Виктория не могла не заметить сложившейся в доме обстановки, но когда она тактично попыталась заговорить об этом с Джейсоном, он обвинил ее в том, что она «подстрекает слуг к мятежу», а затем язвительно напомнил, как шумят ее гости, когда он садится за работу, и как он страдает от тошнотворного аромата цветов, которыми заставлен весь дом.
Дважды Чарльз пытался обсудить с ним второй список претендентов, но получил от ворот поворот.
Когда же Джейсон устроил выволочку Нортропу, напряжение в доме достигло апогея. Все это неожиданно получило свое разрешение в один из вечеров, через пять недель после того, как Виктория дебютировала в высшем обществе.

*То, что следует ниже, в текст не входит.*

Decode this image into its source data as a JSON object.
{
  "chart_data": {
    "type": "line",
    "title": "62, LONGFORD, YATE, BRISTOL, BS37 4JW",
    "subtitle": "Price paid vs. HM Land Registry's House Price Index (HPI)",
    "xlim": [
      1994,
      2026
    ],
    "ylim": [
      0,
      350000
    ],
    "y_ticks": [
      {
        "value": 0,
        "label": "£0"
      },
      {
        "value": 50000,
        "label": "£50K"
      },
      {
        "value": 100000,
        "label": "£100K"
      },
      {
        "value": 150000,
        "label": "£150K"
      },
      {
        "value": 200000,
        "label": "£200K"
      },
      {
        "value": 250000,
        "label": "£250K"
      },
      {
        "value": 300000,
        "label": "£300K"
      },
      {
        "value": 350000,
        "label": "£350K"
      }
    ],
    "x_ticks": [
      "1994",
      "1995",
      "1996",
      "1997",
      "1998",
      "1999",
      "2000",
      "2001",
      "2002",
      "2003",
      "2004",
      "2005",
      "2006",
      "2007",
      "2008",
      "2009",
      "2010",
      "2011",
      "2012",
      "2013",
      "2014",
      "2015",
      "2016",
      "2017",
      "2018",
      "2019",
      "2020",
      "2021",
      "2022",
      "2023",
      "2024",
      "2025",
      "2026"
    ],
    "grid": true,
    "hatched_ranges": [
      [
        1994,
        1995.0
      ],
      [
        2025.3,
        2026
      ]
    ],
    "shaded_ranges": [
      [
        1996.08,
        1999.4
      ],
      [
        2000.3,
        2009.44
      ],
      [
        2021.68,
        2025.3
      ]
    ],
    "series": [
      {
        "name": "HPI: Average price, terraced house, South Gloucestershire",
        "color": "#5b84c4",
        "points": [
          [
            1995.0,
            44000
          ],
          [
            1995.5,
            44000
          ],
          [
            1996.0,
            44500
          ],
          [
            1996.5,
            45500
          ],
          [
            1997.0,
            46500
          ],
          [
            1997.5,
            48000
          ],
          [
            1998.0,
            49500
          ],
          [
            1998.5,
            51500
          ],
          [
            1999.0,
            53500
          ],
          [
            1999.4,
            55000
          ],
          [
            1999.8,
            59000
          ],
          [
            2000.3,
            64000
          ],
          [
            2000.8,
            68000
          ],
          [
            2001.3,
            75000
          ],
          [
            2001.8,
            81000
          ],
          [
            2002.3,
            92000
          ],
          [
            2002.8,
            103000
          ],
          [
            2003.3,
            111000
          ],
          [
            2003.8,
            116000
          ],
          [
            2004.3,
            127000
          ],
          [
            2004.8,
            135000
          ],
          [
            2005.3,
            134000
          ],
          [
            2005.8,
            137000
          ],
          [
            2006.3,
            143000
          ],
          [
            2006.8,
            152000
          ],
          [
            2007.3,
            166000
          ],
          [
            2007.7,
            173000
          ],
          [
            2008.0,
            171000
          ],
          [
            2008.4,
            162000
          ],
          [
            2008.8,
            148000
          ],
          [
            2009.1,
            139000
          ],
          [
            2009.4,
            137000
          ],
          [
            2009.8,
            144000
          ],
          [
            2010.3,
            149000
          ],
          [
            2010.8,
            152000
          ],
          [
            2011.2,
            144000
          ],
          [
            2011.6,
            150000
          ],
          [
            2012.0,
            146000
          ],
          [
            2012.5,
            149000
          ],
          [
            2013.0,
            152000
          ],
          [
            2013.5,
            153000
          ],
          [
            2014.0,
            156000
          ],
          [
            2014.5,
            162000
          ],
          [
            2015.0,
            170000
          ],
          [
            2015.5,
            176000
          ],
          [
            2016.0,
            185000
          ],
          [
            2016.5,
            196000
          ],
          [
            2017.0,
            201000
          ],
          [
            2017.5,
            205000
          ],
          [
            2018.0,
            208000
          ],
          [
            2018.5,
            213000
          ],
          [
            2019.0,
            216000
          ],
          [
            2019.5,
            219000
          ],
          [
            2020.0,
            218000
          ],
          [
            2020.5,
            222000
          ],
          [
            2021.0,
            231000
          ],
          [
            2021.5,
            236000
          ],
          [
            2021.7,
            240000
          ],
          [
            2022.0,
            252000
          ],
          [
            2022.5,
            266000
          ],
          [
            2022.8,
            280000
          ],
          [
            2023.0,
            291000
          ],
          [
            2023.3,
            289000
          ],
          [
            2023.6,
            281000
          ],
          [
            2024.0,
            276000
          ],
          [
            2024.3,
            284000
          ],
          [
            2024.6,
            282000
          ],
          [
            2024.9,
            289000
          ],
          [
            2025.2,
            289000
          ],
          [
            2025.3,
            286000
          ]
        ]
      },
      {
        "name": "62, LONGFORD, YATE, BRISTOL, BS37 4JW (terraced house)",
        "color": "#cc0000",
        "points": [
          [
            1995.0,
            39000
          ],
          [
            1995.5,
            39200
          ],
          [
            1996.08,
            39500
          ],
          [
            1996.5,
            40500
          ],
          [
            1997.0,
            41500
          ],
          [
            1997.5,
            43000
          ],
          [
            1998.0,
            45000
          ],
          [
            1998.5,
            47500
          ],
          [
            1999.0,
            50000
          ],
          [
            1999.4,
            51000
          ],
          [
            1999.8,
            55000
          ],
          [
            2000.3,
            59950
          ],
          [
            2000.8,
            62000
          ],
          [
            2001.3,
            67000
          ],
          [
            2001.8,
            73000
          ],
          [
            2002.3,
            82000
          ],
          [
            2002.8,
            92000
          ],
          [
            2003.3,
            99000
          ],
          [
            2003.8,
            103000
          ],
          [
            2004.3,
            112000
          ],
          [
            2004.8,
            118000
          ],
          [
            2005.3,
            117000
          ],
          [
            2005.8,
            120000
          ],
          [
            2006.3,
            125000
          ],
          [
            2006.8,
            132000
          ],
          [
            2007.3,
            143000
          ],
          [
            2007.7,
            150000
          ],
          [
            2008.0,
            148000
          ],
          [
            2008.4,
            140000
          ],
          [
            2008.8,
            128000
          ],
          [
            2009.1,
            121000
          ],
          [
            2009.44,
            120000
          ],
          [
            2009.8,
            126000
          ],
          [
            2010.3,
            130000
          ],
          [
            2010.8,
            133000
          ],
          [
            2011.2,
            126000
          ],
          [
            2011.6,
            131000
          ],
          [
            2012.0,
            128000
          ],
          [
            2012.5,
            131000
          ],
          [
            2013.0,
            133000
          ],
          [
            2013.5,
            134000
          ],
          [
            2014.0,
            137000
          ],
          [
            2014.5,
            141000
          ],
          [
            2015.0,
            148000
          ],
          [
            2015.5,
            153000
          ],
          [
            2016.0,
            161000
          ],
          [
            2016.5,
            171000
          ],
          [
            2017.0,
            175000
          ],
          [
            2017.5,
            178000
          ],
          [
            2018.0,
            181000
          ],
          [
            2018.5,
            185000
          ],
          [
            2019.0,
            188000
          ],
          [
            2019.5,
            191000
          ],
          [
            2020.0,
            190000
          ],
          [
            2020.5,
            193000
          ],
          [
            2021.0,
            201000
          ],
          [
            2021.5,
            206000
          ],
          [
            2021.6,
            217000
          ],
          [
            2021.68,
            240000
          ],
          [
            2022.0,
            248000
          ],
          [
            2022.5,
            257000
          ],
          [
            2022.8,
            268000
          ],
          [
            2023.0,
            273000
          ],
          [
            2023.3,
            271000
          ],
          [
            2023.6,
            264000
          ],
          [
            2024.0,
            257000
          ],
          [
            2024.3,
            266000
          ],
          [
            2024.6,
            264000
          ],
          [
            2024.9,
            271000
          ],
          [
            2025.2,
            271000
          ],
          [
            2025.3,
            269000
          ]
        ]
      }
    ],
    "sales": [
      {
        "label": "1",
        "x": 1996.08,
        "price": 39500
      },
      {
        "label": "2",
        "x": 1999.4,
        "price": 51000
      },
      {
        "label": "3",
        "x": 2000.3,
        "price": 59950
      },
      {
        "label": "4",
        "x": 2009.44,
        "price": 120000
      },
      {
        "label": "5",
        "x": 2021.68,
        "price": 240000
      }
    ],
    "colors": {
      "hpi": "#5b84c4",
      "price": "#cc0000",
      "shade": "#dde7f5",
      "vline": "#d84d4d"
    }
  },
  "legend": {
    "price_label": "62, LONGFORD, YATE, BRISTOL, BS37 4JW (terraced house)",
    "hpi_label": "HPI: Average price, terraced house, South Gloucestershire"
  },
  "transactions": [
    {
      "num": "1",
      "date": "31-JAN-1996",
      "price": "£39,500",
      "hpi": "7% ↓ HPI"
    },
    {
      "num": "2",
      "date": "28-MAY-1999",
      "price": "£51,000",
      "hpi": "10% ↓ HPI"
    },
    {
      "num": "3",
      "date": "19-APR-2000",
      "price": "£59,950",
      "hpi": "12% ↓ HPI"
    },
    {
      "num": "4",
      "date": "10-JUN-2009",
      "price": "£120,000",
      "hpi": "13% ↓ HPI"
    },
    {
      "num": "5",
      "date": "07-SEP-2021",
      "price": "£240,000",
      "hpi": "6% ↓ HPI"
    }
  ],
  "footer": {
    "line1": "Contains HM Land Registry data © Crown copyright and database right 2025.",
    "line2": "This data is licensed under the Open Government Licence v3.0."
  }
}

Джейсон работал у себя в кабинете и вызвал Нортропа, который в этот момент собирался поставить только что доставленный букет цветов для Виктории в вазу.
Чтобы не заставлять своего неуравновешенного хозяина ждать, Нортроп поспешил явиться, все еще держа в руках букет.
– Слушаю, милорд? – с опаской вопросил он.
– Как славно, – с сарказмом произнес Джейсон. – Еще цветы? Для меня? – И, не ожидая ответа, Джейсон выпалил:
– Весь дом провонял этими чертовыми цветами! Выбрось этот букет, скажи Виктории, что я желаю видеть ее, и принеси мне это чертово приглашение к Фригли на сегодня. Не помню, в котором часу там начинается прием. И прикажи моему камердинеру приготовить на вечер мой официальный костюм. Ну? – резко сказал он. – Чего ты ждешь? Пошевеливайся!
– Да, милорд. Тотчас будет исполнено. – И Нортроп сломя голову бросился в холл, где налетел на О'Мэлли, который перед этим получил от Джейсона взбучку за то, что недостаточно хорошо вычистил туфли.
– Таким я его еще никогда не видел, – выдохнул О'Мэлли Нортропу, который, прежде чем позвать леди Викторию, поставил букет в вазу. – Его милость послал меня за чаем, а потом отругал за то, что я не принес ему кофе.
– Его милость, – высокомерно заметил Нортроп, – не пьет чай.
– Я сказал ему об этом загодя, – горько ответил О'Мэлли, – но он заявил, что я обнаглел.
– Так оно и есть, – ответил Нортроп, усугубляя натянутые отношения, сложившиеся между ними за двадцать лет совместной службы. И, самодовольно ухмыляясь, Нор-троп вышел из холла.